Une abstention record :

En 2017 l’abstention a atteint un niveau historiquement élevé, en effet l’INSEE à révélé dans une étude que moin d’un électeur sur cinq, âgé de moins de 29 ans avait voté à tous les tours des différentes élections de l’année. Effectivement le taux d’abstention des jeunes (18-24 ans) au second tour de l’élection présidentielle, a atteint 34 % alors que le taux d’abstention moyen général était d’environ 25 % ; de même au second tour des élections législatives le taux d’abstention des jeunes était de 74 %, un chiffre ahurissant qui à chaque élection ne cesse d’augmenter.

Quel est le fautif ? (Anacej/Civic Planet ©)

Mais comment peut-on l’expliquer ? Pour les jeunes ce sont les politiques les fautifs, en effet 53 % estiment que les politiques en sont les premiers responsables, de manière plus précise ils désignent notamment les « mensonges des politiques » (71 %), le fait qu’ils sont aussi « malhonnête » (33%), mais aussi qu’ils ignorent «les vraies préoccupations des jeunes» (45%).

Certains jeunes ne trouvent pas forcément l’intérêt d’aller voter, ils parlent d’élection « courue d’avance » ou même « sans conséquence » mais ils représentent une infime partie des opinions.

Qu’en pensent les jeunes ? :

Les jeunes parlent aux politiques (Source : Les apprentis d’auteuil, Video Youtube)

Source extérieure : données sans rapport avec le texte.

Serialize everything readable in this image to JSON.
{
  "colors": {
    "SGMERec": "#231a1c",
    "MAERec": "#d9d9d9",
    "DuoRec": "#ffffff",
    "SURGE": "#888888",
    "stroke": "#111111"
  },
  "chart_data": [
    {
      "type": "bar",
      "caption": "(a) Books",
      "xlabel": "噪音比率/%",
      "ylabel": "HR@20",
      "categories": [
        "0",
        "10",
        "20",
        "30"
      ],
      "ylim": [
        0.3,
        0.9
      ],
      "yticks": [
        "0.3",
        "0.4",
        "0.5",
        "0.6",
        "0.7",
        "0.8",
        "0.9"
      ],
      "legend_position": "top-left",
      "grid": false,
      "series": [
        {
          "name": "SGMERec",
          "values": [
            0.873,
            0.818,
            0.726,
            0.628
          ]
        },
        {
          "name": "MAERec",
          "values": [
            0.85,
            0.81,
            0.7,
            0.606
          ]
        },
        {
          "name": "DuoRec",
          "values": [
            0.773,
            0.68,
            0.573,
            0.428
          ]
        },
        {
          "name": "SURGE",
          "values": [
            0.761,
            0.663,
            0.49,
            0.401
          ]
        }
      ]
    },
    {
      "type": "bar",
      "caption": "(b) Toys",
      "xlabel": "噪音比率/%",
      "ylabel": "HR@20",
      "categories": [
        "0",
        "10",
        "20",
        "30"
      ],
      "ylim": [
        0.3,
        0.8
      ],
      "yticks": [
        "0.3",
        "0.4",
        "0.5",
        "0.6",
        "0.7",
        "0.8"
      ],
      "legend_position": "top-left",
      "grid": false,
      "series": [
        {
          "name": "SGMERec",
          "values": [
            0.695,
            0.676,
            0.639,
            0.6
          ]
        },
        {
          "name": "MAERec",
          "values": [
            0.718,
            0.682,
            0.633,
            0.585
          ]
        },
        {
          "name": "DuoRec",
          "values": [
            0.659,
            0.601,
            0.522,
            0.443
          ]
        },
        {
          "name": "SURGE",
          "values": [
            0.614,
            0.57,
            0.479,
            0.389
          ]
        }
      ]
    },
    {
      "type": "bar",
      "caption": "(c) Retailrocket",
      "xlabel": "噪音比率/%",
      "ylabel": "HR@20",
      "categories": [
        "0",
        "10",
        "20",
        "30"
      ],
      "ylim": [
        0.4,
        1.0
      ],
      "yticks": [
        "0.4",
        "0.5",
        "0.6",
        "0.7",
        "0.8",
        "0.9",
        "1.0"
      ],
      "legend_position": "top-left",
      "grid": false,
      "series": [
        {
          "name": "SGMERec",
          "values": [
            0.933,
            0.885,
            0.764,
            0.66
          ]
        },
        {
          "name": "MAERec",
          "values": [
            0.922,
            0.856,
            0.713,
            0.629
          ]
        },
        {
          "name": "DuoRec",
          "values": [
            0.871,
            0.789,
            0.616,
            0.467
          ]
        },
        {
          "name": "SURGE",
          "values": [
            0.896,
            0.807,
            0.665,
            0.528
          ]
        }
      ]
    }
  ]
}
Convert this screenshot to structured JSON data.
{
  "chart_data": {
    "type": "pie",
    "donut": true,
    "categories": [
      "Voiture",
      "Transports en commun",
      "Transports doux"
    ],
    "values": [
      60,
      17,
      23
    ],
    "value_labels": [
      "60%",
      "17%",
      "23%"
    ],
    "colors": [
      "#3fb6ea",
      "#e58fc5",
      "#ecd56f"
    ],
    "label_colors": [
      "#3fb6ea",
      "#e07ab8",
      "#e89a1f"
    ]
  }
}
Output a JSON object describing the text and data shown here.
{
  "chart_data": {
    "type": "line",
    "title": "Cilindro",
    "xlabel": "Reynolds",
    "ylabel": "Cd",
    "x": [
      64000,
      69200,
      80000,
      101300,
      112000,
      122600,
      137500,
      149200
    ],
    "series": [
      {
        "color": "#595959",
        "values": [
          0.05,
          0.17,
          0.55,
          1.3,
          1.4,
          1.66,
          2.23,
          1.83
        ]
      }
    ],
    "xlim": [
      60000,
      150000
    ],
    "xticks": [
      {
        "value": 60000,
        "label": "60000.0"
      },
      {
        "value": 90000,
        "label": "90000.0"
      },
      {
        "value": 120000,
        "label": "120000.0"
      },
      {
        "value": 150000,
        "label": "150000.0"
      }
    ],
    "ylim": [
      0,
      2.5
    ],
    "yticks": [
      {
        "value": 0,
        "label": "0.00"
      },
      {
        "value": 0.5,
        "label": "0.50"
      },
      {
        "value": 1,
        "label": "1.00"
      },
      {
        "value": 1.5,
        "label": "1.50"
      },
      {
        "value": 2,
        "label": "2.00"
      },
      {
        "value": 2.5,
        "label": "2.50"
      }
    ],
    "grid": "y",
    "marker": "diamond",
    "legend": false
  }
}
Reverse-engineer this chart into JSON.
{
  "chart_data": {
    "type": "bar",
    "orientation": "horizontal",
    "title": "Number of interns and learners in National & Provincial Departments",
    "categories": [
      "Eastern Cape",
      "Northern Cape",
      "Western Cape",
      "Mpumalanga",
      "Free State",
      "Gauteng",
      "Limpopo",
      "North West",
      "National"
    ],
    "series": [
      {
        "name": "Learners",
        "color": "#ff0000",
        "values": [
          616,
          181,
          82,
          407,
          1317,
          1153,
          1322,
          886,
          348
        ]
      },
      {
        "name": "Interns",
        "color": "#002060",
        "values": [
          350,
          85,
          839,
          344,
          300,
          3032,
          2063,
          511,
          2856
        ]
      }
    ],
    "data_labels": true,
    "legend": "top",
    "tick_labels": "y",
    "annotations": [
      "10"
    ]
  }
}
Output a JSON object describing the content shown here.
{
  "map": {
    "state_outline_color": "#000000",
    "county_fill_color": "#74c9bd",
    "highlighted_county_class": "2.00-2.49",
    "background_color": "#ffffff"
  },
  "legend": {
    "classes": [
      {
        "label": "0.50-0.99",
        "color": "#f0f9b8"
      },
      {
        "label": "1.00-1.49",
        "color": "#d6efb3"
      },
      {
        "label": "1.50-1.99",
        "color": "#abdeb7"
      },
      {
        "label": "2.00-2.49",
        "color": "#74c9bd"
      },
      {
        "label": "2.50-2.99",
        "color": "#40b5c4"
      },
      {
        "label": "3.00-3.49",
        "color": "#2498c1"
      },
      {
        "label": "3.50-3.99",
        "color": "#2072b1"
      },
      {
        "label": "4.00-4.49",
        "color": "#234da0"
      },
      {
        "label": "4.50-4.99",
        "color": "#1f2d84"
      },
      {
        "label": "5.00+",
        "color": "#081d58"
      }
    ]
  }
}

Une autre façon de participer à la vie politique :

Malgré une abstention élevée les jeunes participent à leur manière à la vie politique, loin des cadres traditionnels. Selon une étude BVA pour les apprentis d’Auteuil en 2016, 45 % des jeunes (17-24 ans) se disent engagé d’une manière ou d’une autre. Notamment au sein des structures éducatives (conseil de classe, vie scolaire …) avec 22 %, mais c’est dans le monde associatif que l’engagement est le plus important, en effet 32 % des interrogés sont engagés au sein d’une association : culturel (comité des fêtes, chorale, club de musique, théâtre), sportive (parmi les 164 137 clubs en France) ou mêmes au sein d’une association caritative.

Ils se sentent donc mieux représentés au sein de ces domaines plutôt que dans les médias, entreprises ou même dans la politique traditionnelle :

Vous estimez-vous suffisamment représenté ?     (Source : Contrepoints)

Les jeunes s’engagent aussi pour défendre des causes, notamment en manifestant, par exemple : les lycéens et étudiants qui font grève et/ou manifestent, pour protester contre certaines lois ou montrer leur ras-le bol. Il y aura d’ailleurs un grand mouvement : Nuit debout qui a été notamment porté par « la jeunesse » ; mais aussi les manifestations suite à l’attentat de janvier 2015 où les jeunes ont largement participés. Pour bon nombre d’entre eux ce fut leur première manifestation.

Les jeunes privilégient donc les formes de protestations, individuelles, de manière ponctuelle. En effet 42% des jeunes ont signé une pétition en ligne ou ont manifesté sur les 12 derniers mois.

La politique traditionnelle attire encore un peu les jeunes :

Cependant il y a encore des jeunes qui s’engagent dans la politique traditionnelle, ils sont bien sûr de moins en moins nombreux mais représentent encore 9% des jeunes. Il y a dans la majorité des partis, des fonctions et postes qui leur sont réservés, au sein d’une branche spécifique du parti par exemple : Les Jeunes Républicains, Le Front Nationale de la Jeunesse, Les Jeunes LREM, Les Jeunes Socialiste. Durant les dernières élections, il y a eu des mouvements de jeunes : Les Jeunes Avec Fillon, Les Jeunes Avec Macron … qui soutenaient différents candidats et qui ont été très présents sur le terrain pour convaincre, tracter, débattre. Signe qui il a encore des jeunes motivés par ce milieu.

D’autres jeunes s’engagent aussi dans des syndicats environ 7% des jeunes, à travers les entreprises, ou les syndicats étudiants.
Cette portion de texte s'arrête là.